In diesem Zeitraum klaffte zwischen den Heeresgruppen Mitte und Süd eine Lücke von fast 120 Kilometern bis hin zur 62. Infanteriedivision unter Generalleutnant Keiner, die dem XVII. Armeekorps (General Kienitz) der 6. Armee (Generalfeldmarschall von Reichenau) angehörte.

Die 3. / Infanterieregiment 470 unter Leutnant Kech, damals Radfahrkompanie des Regiments erhielt den Auftrag, einen kampfstarken Stoßtrupp zu bilden, um mit dem rechten Nachbarn (linker Flügel der Heeresgruppe Süd) Verbindung aufzunehmen.

Mit der Führung des Stoßtrupps wurde der Zugführer des ersten Zuges, Leutnant Dr. Kurt Raff aus Göppingen beauftragt. Es wurde erwartet, dass der Stoßtrupp unbedingt innerhalb von 2 Tagen mit dem rechten Nachbarn Verbindung aufnimmt, egal ob mit oder ohne Kampf. Der Trupp wurde wie folgt gegliedert: Vorn Leutnant Raff mit verstärktem Zugtrupp, 50 Meter dahinter der Rest des I. Zuges in Reihe, dann zwei Panzerabwehr-Geschütze unserer 14. Kompanie, anschließend folgten 2 Gruppen des II. Zuges, nach weiteren 150 Metern der Funkwagen des Regiments und danach zwei Sturmgeschütze; den Schluss bildete als Sicherung die letzte Gruppe des II. Zuges.

Das Unternehmen begann am 30. Juli früh um 07:00 Uhr. Auf halbwegs guter Straße führte uns der Marsch zunächst durch einen dunklen Kiefernwald. Es ging flott voran. Nach gewissen Zeitabständen wurde immer wieder Halt gemacht und nach rechts und links des Weges beobachtet. Jedes Geräusch wurde möglichst vermieden, um unauffällig an den Gegner heranzukommen und uns vor gegnerischen Überraschungen zu schützen.

Kilometer um Kilometer stießen wir ins russische Hinterland hinein. Die Hitze wurde immer unerträglicher, der Schweiß rann uns von der Stirn, unsere Gesichter waren staubverschmiert. Wir waren nun schon fast drei Stunden bei drückender Hitze unterwegs und hatten noch keine Feindberührung. Der Uhrzeiger rückte auf 11 Uhr.

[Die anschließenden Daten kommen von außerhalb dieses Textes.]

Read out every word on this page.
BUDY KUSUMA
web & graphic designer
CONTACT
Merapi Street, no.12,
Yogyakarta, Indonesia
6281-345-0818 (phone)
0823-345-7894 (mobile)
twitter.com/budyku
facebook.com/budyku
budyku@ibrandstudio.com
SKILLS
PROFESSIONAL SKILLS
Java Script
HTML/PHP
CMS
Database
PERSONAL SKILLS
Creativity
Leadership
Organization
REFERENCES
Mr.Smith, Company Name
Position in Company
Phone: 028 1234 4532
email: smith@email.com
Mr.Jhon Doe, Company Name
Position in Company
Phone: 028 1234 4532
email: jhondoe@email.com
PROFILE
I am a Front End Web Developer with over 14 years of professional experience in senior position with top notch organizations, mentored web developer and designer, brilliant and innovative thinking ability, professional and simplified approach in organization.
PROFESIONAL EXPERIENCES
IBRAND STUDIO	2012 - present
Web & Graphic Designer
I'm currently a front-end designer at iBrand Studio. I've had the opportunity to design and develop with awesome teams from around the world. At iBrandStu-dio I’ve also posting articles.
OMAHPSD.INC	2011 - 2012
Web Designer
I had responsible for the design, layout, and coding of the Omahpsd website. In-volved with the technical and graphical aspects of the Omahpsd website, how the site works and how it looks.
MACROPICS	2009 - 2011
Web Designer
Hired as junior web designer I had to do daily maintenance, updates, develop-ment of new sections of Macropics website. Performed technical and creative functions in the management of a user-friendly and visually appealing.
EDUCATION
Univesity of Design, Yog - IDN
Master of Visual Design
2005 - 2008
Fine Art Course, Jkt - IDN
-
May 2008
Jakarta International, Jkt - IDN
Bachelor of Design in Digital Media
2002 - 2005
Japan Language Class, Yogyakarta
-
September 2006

Etwa 40 Kilometer hatten wir in der heißen Sonne schon hinter uns gebracht. Die Nerven wurden durch die Ungewissheit immer mehr angespannt. Wird diese Sache gut ausgehen?

Plötzlich wurde der Wald lichter. „Halt, je eine Gruppe links und rechts der Straße bis vor an den Waldrand zur Beobachtung!“

Dr. Raff, 2. von links

Dr. Raff, 2. von links

Vorsichtig, jedes Knacken von Ästen vermeiden, erreichten wir den Waldrand. Durch unser Fernglas sahen wir in zwei bis drei Kilometer Entfernung die in der Mittagssonne flimmernde Silhouette eines Dorfes. Mit Hilfe von Karte und Kompass stellten wir fest, dass es Haboldeka sein musste. Trotz intensiver Beobachtung konnten wir außer einigen russischen Soldaten und umher gehenden Zivilisten nichts Ernsthaftes erkennen.

Leutnant Raff zog die beiden Sturmgeschütze und die Panzerabwehrkanone bis an den Waldrand vor, je eine Gruppe blieb als Nahsicherung bei jedem Geschütz abwehrbereit liegen, der Rest mit Abstand von fünf Metern von Mann zu Mann marschierte weiter in Richtung des Dorfes.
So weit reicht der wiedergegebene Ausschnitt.